Mitos sobre aprendizagem que podem estar atrasando você - parte 1

escrito por:

Alexandre Santille

Ao longo de todos esses anos trabalhando com aprendizagem corporativa, tivemos a oportunidade de experimentar muitos métodos e formatos de ensinar e aprender. Por trás disso, sempre existiu a vontade de fazer diferente. De desenhar e proporcionar experiências que entregassem resultados tangíveis, mas que fugissem do óbvio. 

Aprendemos muito com essa postura questionadora, com nossa insatisfação e constante busca por novas alternativas. Nesse processo, acabamos descobrindo também que muitas das “verdades” desse mercado eram, na realidade, grandes mitos.
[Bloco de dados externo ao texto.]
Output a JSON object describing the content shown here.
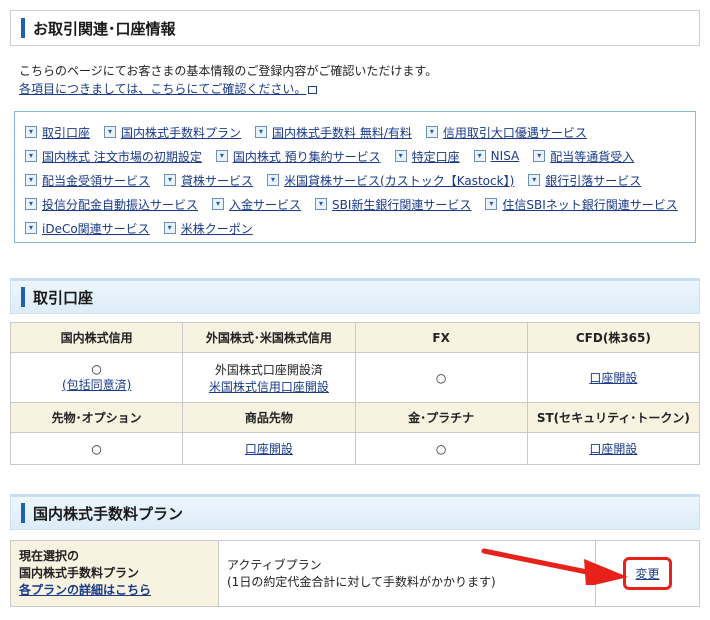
{
  "header": {
    "title": "お取引関連･口座情報"
  },
  "intro": {
    "line1": "こちらのページにてお客さまの基本情報のご登録内容がご確認いただけます。",
    "help_link": "各項目につきましては、こちらにてご確認ください。"
  },
  "links": [
    [
      "取引口座",
      "国内株式手数料プラン",
      "国内株式手数料 無料/有料",
      "信用取引大口優遇サービス"
    ],
    [
      "国内株式 注文市場の初期設定",
      "国内株式 預り集約サービス",
      "特定口座",
      "NISA",
      "配当等通貨受入"
    ],
    [
      "配当金受領サービス",
      "貸株サービス",
      "米国貸株サービス(カストック【Kastock】)",
      "銀行引落サービス"
    ],
    [
      "投信分配金自動振込サービス",
      "入金サービス",
      "SBI新生銀行関連サービス",
      "住信SBIネット銀行関連サービス"
    ],
    [
      "iDeCo関連サービス",
      "米株クーポン"
    ]
  ],
  "account_section": {
    "title": "取引口座",
    "headers1": [
      "国内株式信用",
      "外国株式･米国株式信用",
      "FX",
      "CFD(株365)"
    ],
    "row1": {
      "c1_mark": "○",
      "c1_link": "(包括同意済)",
      "c2_text": "外国株式口座開設済",
      "c2_link": "米国株式信用口座開設",
      "c3": "○",
      "c4_link": "口座開設"
    },
    "headers2": [
      "先物･オプション",
      "商品先物",
      "金･プラチナ",
      "ST(セキュリティ･トークン)"
    ],
    "row2": {
      "c1": "○",
      "c2_link": "口座開設",
      "c3": "○",
      "c4_link": "口座開設"
    }
  },
  "plan_section": {
    "title": "国内株式手数料プラン",
    "label_line1": "現在選択の",
    "label_line2": "国内株式手数料プラン",
    "label_link": "各プランの詳細はこちら",
    "plan_name": "アクティブプラン",
    "plan_desc": "(1日の約定代金合計に対して手数料がかかります)",
    "change_label": "変更"
  },
  "colors": {
    "accent": "#1f5fae",
    "highlight": "#e8221a",
    "header_bg": "#f7f3e0"
  }
}
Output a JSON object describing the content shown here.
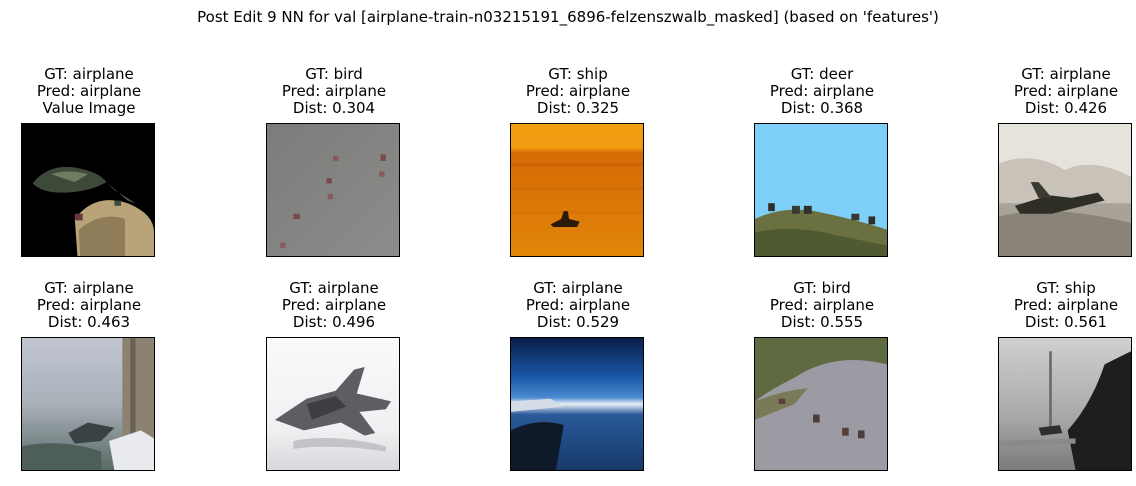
{
  "title": "Post Edit 9 NN for val [airplane-train-n03215191_6896-felzenszwalb_masked] (based on 'features')",
  "panels": [
    {
      "gt": "GT: airplane",
      "pred": "Pred: airplane",
      "extra": "Value Image",
      "scene": "masked-plane"
    },
    {
      "gt": "GT: bird",
      "pred": "Pred: airplane",
      "extra": "Dist: 0.304",
      "scene": "gray-birds"
    },
    {
      "gt": "GT: ship",
      "pred": "Pred: airplane",
      "extra": "Dist: 0.325",
      "scene": "orange-sea-ship"
    },
    {
      "gt": "GT: deer",
      "pred": "Pred: airplane",
      "extra": "Dist: 0.368",
      "scene": "deer-on-hill"
    },
    {
      "gt": "GT: airplane",
      "pred": "Pred: airplane",
      "extra": "Dist: 0.426",
      "scene": "jet-over-mountains"
    },
    {
      "gt": "GT: airplane",
      "pred": "Pred: airplane",
      "extra": "Dist: 0.463",
      "scene": "cockpit-view"
    },
    {
      "gt": "GT: airplane",
      "pred": "Pred: airplane",
      "extra": "Dist: 0.496",
      "scene": "stealth-jet"
    },
    {
      "gt": "GT: airplane",
      "pred": "Pred: airplane",
      "extra": "Dist: 0.529",
      "scene": "wing-over-clouds"
    },
    {
      "gt": "GT: bird",
      "pred": "Pred: airplane",
      "extra": "Dist: 0.555",
      "scene": "birds-on-grass"
    },
    {
      "gt": "GT: ship",
      "pred": "Pred: airplane",
      "extra": "Dist: 0.561",
      "scene": "gray-harbor"
    }
  ]
}
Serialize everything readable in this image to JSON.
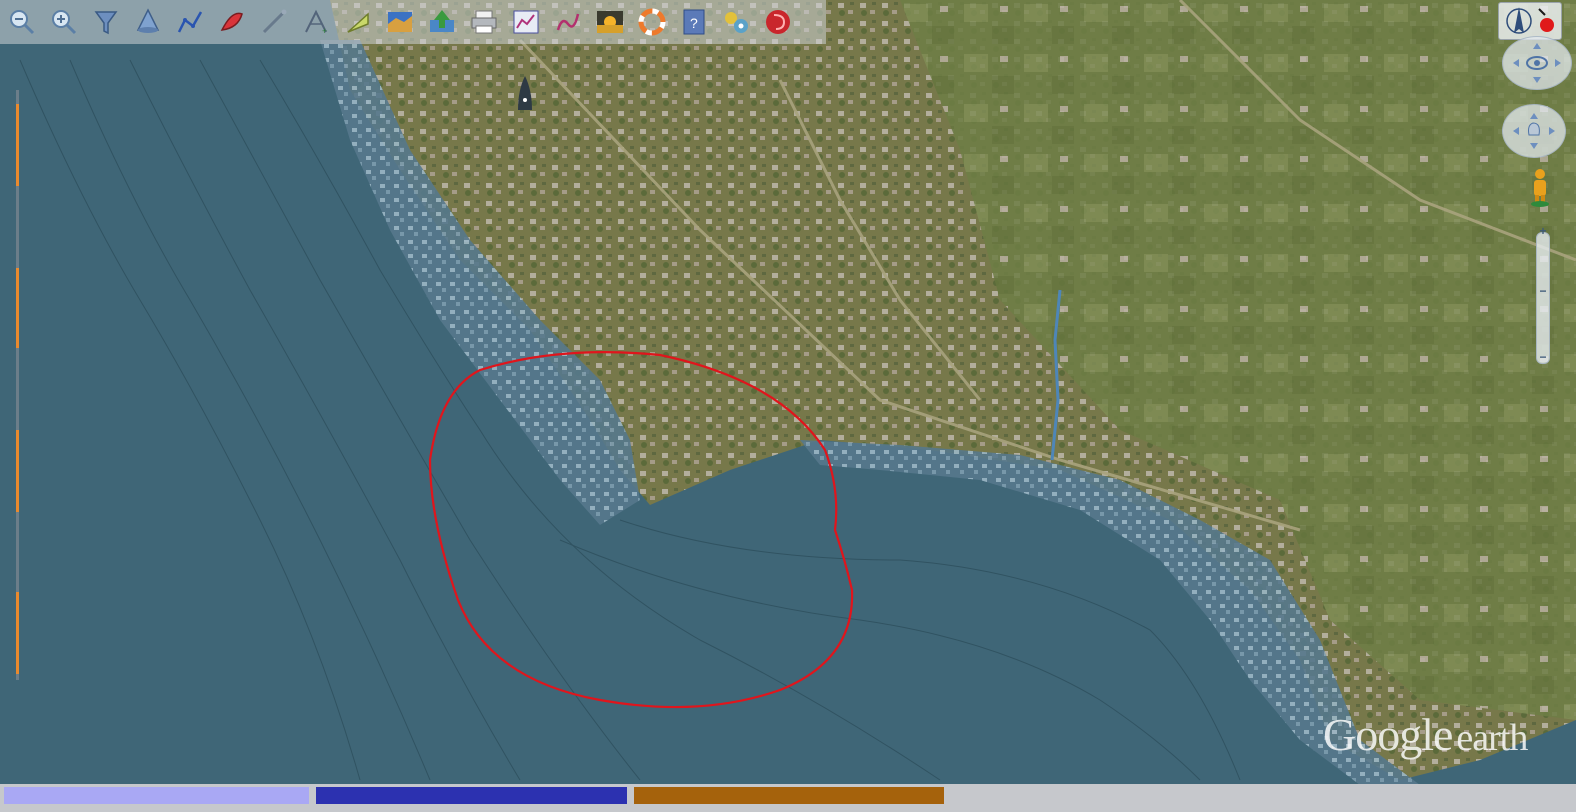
{
  "toolbar": {
    "tools": [
      {
        "name": "zoom-out-icon"
      },
      {
        "name": "zoom-in-icon"
      },
      {
        "name": "filter-icon"
      },
      {
        "name": "cone-icon"
      },
      {
        "name": "polyline-icon"
      },
      {
        "name": "boat-icon"
      },
      {
        "name": "measure-icon"
      },
      {
        "name": "angle-icon"
      },
      {
        "name": "sector-icon"
      },
      {
        "name": "terrain-icon"
      },
      {
        "name": "upload-icon"
      },
      {
        "name": "print-icon"
      },
      {
        "name": "chart-icon"
      },
      {
        "name": "route-icon"
      },
      {
        "name": "sunset-icon"
      },
      {
        "name": "lifebuoy-icon"
      },
      {
        "name": "help-icon"
      },
      {
        "name": "settings-icon"
      },
      {
        "name": "record-icon"
      }
    ]
  },
  "navigation": {
    "compass_icon": "compass-icon",
    "look_icon": "look-around-icon",
    "move_icon": "move-icon",
    "streetview_icon": "pegman-icon",
    "zoom_in_label": "+",
    "zoom_mid_label": "−",
    "zoom_out_label": "−"
  },
  "watermark": {
    "brand": "Google",
    "product": "earth"
  },
  "annotation": {
    "color": "#e0151c",
    "shape": "freehand-circle"
  },
  "status_bar": {
    "segments": [
      {
        "color": "#a9a8f4"
      },
      {
        "color": "#2c31b0"
      },
      {
        "color": "#a5620c"
      }
    ]
  },
  "colors": {
    "water": "#3f6677",
    "land": "#7b7a4a",
    "shore": "#6f8fa3"
  }
}
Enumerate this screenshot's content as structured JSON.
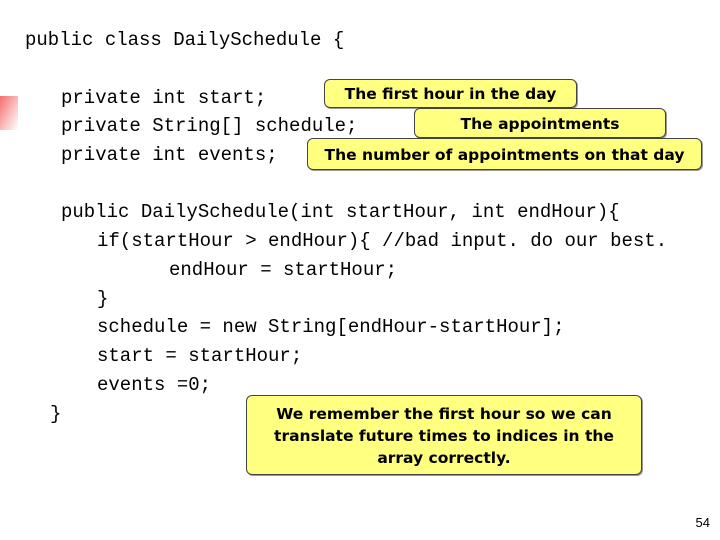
{
  "slide": {
    "page_number": "54",
    "code": {
      "class_decl": "public class DailySchedule {",
      "field_start": "private int start;",
      "field_schedule": "private String[] schedule;",
      "field_events": "private int events;",
      "ctor_decl": "public DailySchedule(int startHour, int endHour){",
      "if_line": "if(startHour > endHour){ //bad input. do our best.",
      "assign_end": "endHour = startHour;",
      "close_if": "}",
      "schedule_new": "schedule = new String[endHour-startHour];",
      "start_assign": "start = startHour;",
      "events_assign": "events =0;",
      "close_ctor": "}"
    },
    "callouts": {
      "start": "The first hour in the day",
      "schedule": "The appointments",
      "events": "The number of appointments on that day",
      "explanation_lines": [
        "We remember the first hour so we can",
        "translate future times to indices in the",
        "array correctly."
      ]
    },
    "colors": {
      "callout_fill": "#ffff80",
      "accent": "#f36d6d"
    }
  }
}
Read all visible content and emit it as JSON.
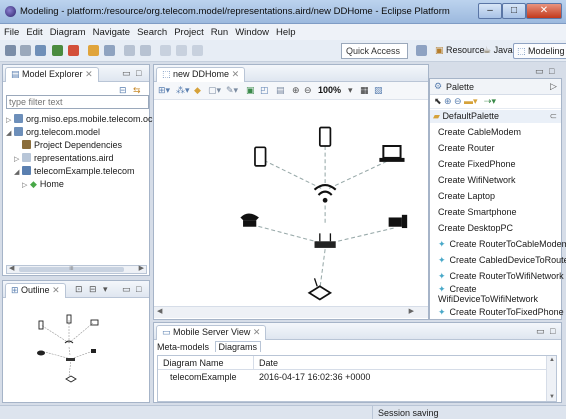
{
  "window": {
    "title": "Modeling - platform:/resource/org.telecom.model/representations.aird/new DDHome - Eclipse Platform"
  },
  "menu": [
    "File",
    "Edit",
    "Diagram",
    "Navigate",
    "Search",
    "Project",
    "Run",
    "Window",
    "Help"
  ],
  "toolbar": {
    "quick_access": "Quick Access",
    "perspectives": [
      "Resource",
      "Java",
      "Modeling"
    ]
  },
  "model_explorer": {
    "tab": "Model Explorer",
    "filter_placeholder": "type filter text",
    "tree": [
      {
        "label": "org.miso.eps.mobile.telecom.oc"
      },
      {
        "label": "org.telecom.model"
      },
      {
        "label": "Project Dependencies"
      },
      {
        "label": "representations.aird"
      },
      {
        "label": "telecomExample.telecom"
      },
      {
        "label": "Home"
      }
    ],
    "hscroll_label": "III"
  },
  "outline": {
    "tab": "Outline"
  },
  "editor": {
    "tab": "new DDHome",
    "zoom": "100%"
  },
  "palette": {
    "title": "Palette",
    "group": "DefaultPalette",
    "tools": [
      "Create CableModem",
      "Create Router",
      "Create FixedPhone",
      "Create WifiNetwork",
      "Create Laptop",
      "Create Smartphone",
      "Create DesktopPC"
    ],
    "connections": [
      "Create RouterToCableModem",
      "Create CabledDeviceToRouter",
      "Create RouterToWifiNetwork",
      "Create WifiDeviceToWifiNetwork",
      "Create RouterToFixedPhone"
    ]
  },
  "mobile_view": {
    "tab": "Mobile Server View",
    "tabs": [
      "Meta-models",
      "Diagrams"
    ],
    "columns": [
      "Diagram Name",
      "Date"
    ],
    "rows": [
      {
        "name": "telecomExample",
        "date": "2016-04-17 16:02:36 +0000"
      }
    ]
  },
  "status": {
    "text": "Session saving"
  },
  "colors": {
    "titlebar": "#a8c2e6",
    "close": "#c2391c",
    "palette_link": "#48a8c8"
  }
}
Confira alguns deles abaixo:

1. Existem diferentes estilos de aprendizagem

Você certamente já ouviu falar sobre sobre estilos de aprendizagem e como algumas pessoas aprendem mais de forma visual, auditiva ou cinestésica. A idéia é tão popular que uma pesquisa recente com diretores de escolas mostrou que 85% acreditam em estilos de aprendizagem, e que 66% aplicam o conceito no lugar onde trabalham. Alguns chegam até a pagar cursos para que seus professores se capacitem em metodologias baseadas nessa crença.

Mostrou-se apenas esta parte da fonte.